13 new books to add to your TBR pile right now.
Stephen Graham Jones, My Heart Is a Chainsaw
(Gallery/Saga Press)
“Readers will be drawn in by the effortless storytelling and Jade’s unique cadence. This is a methodically paced story where every detail both entertains and matters, and the expertly rendered setting explodes with violent action.”
–Booklist
Calvin Kasulke, Several People Are Typing
(Doubleday)
“In this gloriously inventive debut, Kasulke has constructed a funny, tender, and compelling novel that consists entirely of messages on the workplace app Slack … This is a workplace comedy that brilliantly captures the era of remote work.”
–Booklist
Jo Hamya, Three Rooms
(Mariner)
“In precise prose, Hamya captures the disillusionment and despair plaguing her protagonist. This perceptive debut will delight fans of Rachel Cusk.”
–Publishers Weekly
Virginia Woolf and Merve Emre, The Annotated Mrs. Dalloway
(Liveright)
“[Emre’s] introduction combines personal testimony about her relationship to the novel—she is so devoted that she retyped Woolf’s manuscript for this edition—with deep research into its genesis.”
–Wall Street Journal
Matt Siegel, The Secret History of Food
(Ecco)
“Siegel’s book is as entertaining as it is informative, sprinkled with humorous anecdotes and connections to popular culture. He takes intel gathered from nutritionists, psychologists, food historians and paleoanthropologists and weaves together a tale that moves seamlessly from one topic to the next.”
–BookPage
Mark Piesing, N-4 Down
(Custom House)
“…this is a book with much to enjoy and a good illustration of what human curiosity, determination and courage—and sometimes a healthy dollop of vanity—can achieve.”
–The Wall Street Journal
Paula Hawkins, A Slow Fire Burning
(Riverhead)
“A chilling story that’ll leave you with more questions than answers, A Slow Fire Burning gives the term ‘thriller’ a whole new meaning.”
–PopSugar
Nichola Raihani, The Social Instinct
(St.
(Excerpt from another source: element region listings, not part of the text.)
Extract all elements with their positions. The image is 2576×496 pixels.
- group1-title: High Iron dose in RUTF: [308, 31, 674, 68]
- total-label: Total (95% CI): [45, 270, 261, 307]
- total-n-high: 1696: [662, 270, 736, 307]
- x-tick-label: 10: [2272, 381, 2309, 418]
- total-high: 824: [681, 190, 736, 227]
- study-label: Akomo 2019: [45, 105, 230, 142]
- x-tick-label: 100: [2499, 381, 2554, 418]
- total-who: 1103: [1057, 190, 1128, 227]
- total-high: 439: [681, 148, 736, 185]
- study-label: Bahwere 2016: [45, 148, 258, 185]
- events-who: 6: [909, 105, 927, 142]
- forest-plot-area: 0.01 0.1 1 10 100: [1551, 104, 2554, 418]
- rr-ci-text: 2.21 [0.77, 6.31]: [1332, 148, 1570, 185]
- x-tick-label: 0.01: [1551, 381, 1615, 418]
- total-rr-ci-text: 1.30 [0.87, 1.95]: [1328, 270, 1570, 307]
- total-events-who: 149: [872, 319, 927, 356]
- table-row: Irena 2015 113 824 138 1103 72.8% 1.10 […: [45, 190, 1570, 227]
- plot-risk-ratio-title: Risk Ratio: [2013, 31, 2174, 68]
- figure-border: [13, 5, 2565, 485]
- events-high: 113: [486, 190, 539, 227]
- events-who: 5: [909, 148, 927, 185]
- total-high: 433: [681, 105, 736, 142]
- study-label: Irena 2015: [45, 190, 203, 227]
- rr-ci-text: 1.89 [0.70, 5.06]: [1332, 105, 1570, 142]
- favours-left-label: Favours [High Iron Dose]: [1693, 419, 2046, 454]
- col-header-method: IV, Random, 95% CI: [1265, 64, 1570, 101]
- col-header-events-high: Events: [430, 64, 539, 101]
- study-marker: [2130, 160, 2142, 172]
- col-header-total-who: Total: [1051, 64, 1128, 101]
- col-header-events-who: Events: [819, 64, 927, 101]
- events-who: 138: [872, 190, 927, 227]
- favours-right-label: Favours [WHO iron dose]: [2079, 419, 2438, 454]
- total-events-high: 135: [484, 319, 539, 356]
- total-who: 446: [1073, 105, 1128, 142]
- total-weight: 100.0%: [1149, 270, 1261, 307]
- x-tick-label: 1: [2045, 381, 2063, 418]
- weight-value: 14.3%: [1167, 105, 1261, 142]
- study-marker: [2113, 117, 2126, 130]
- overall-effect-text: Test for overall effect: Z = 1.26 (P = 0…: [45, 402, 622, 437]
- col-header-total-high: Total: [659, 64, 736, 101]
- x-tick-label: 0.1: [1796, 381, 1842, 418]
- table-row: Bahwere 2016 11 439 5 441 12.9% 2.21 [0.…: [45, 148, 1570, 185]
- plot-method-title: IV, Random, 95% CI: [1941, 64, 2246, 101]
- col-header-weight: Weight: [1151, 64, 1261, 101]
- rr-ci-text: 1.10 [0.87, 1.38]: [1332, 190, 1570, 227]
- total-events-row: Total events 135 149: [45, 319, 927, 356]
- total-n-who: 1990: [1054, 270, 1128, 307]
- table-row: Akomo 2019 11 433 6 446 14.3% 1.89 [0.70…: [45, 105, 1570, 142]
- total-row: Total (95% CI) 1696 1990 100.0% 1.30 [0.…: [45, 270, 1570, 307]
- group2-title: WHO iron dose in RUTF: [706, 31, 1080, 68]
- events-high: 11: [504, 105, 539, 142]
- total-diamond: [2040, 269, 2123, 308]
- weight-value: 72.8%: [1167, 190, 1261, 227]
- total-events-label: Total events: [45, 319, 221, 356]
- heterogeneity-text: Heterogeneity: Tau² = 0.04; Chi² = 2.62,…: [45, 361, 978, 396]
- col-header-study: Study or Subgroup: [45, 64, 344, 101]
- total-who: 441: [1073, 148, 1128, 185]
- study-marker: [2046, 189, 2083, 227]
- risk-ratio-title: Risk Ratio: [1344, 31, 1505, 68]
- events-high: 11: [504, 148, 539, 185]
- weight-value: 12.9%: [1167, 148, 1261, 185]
Martin’s)
“This enriching survey should have broad appeal.”
–Publishers Weekly
Craig Whitlock, The Afghanistan Papers
(Simon & Schuster)
“A veteran Washington Post investigative reporter delivers a dispiriting history of the 20-year Afghanistan debacle … By this authoritative account, the Afghanistan War has been a colossal failure that should have been ended years ago.”
–Kirkus
Hilma Wolitzer, Today a Woman Went Mad in the Supermarket
(Bloomsbury)
“Each of these stories is like a circus clown car, stuffed with more meaning than Wolitzer’s deceptively simple sentences seem able to contain.”
–Los Angeles Times
Kia Corthron, Moon and the Mars
(Seven Stories Press)
“Playwright and novelist Corthron (The Castle Cross the Magnet Carter) combines a propulsive coming-of-age story with a fascinating history of the years before and after the Civil War.”
–Publishers Weekly
Deborah Feldman, Exodus, Revisited
(Plume Books)
“A Hasidic woman delivers a deeper explanation of why she left her Orthodox community … A satisfying story of self-discovery.”
–Kirkus
Stephon Alexander, Fear of a Black Universe
(Basic Books)
“Lush with ideas and bold in its analysis of the status quo, this book reorients our view of science and the universe.”